O cinema que o festival propõe este ano procura denunciar e subverter um olhar machista e patriarcal, que tem dominado toda a nossa história e a própria criação artística, propondo antes um muito necessário olhar queer a temas que vão da precariedade à criação artística, da gentrificação à violência sexual sobre mulheres, das relações às drogas. São filmes atravessados por questões de território e identidade, que percorrem espaços de performance e subversão política, e outros de ruralidade onde a ausência de referentes torna urgente a criação de novas formas de estar.
Aos títulos e atividades anunciados durante as últimas semanas – a retrospetiva dedicada ao movimento no wave nova-iorquino com foco especial na obra de Vivienne Dick, os filmes de abertura e encerramento, e as sessões especiais-, juntam-se agora os filmes que integram as duas competições oficiais do festival (Competição Oficial e Prémio Casa Comum), o Queer Focus e o anúncio de conversas, júris oficiais, festas e outras atividades paralelas.

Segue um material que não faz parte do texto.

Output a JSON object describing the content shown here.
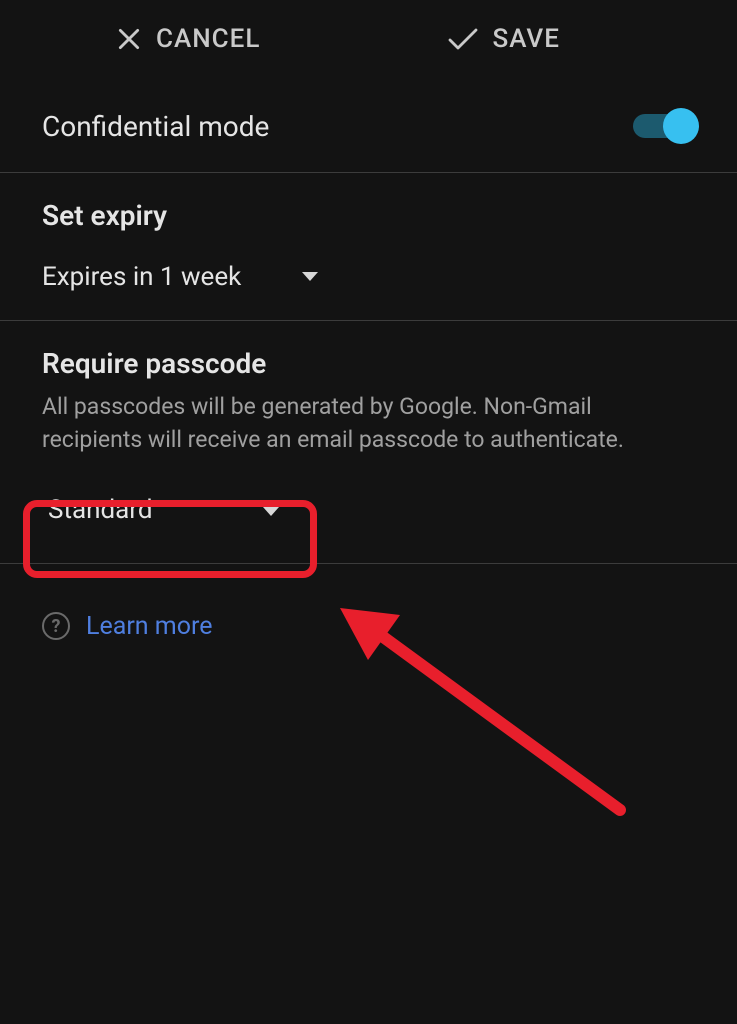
{
  "header": {
    "cancel_label": "CANCEL",
    "save_label": "SAVE"
  },
  "confidential": {
    "title": "Confidential mode",
    "enabled": true
  },
  "expiry": {
    "title": "Set expiry",
    "value": "Expires in 1 week"
  },
  "passcode": {
    "title": "Require passcode",
    "subtext": "All passcodes will be generated by Google. Non-Gmail recipients will receive an email passcode to authenticate.",
    "value": "Standard"
  },
  "learn_more": {
    "label": "Learn more"
  }
}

O júri da Competição Oficial é formado pela produtora da RTP Isabel Correia, pelo performer e educador Dori Nigro e pela artista e realizadora Tânia Dinis. Esta secção volta a combinar ficção e documentário com o intuito de compreender as realidades dos indivíduos e comunidades queer. “Carvão” é um bom exemplo da complexidade cada vez maior daquelas: a força crítica desta sátira radica em como questiona a manipulação dos poderes políticos e religiosos, a hipocrisia dos estados e a violência que ameaça os nossos corpos. Em registo lésbico e adaptado a um urbano relato de encontros e desencontros na Barcelona atual, “La Amiga de Mi Amiga” vem assinado por uma equipa integralmente queer e navega, com leveza pop, entre o humor intencionado e o involuntário. Foco também para a incansável ativista Kenya Cuevas no documentário que leva o seu nome, “Kenya”: uma viagem às realidades mais perigosas e esquecidas da Cidade do México, num país que, a seguir ao Brasil, é o segundo do mundo que mais transexuais mata. E ainda, “Vicente Ruiz – A Tiempo Real”, sobre o artista que no Chile dos anos 80 respondeu com as suas performances à ditadura de Pinochet, e que estará presente no Porto para apresentar o filme. Mais quatro títulos completam esta secção, cujo prémio é patrocinado pela RTP, pela aquisição dos direitos de difusão do filme, valorizado em 3.000€.
O Prémio Casa Comum permite-nos, mais uma vez, auscultar o panorama do cinema queer nacional em formato de curta-metragem. Alguns títulos em destaque: o híbrido entre o ensaio e a lenda histórica “Dildotectónica”; “Dias de Cama”, que percorre a languidez de um verão passado entre a cidade e o campo; “Mátria”, homenagem a Natália Correia filmado na ilha de São Miguel; e uma obra corajosamente autobiográfica: “A Minha Raiva É Underground”, filme-performance que investiga e mapeia a cidade onde uma mulher, jovem e queer, foi violada. No total, oito filmes compõem uma secção que será avaliada pela psicóloga Rita Aires, pela socióloga Paula Guerra e por Susana Serro, da Unidade de Cultura da Reitoria da Universidade do Porto. Elas serão as responsáveis por decidir qual dos filmes vence o Prémio valorado em 500€ e patrocinado pela Reitoria da Universidade do Porto.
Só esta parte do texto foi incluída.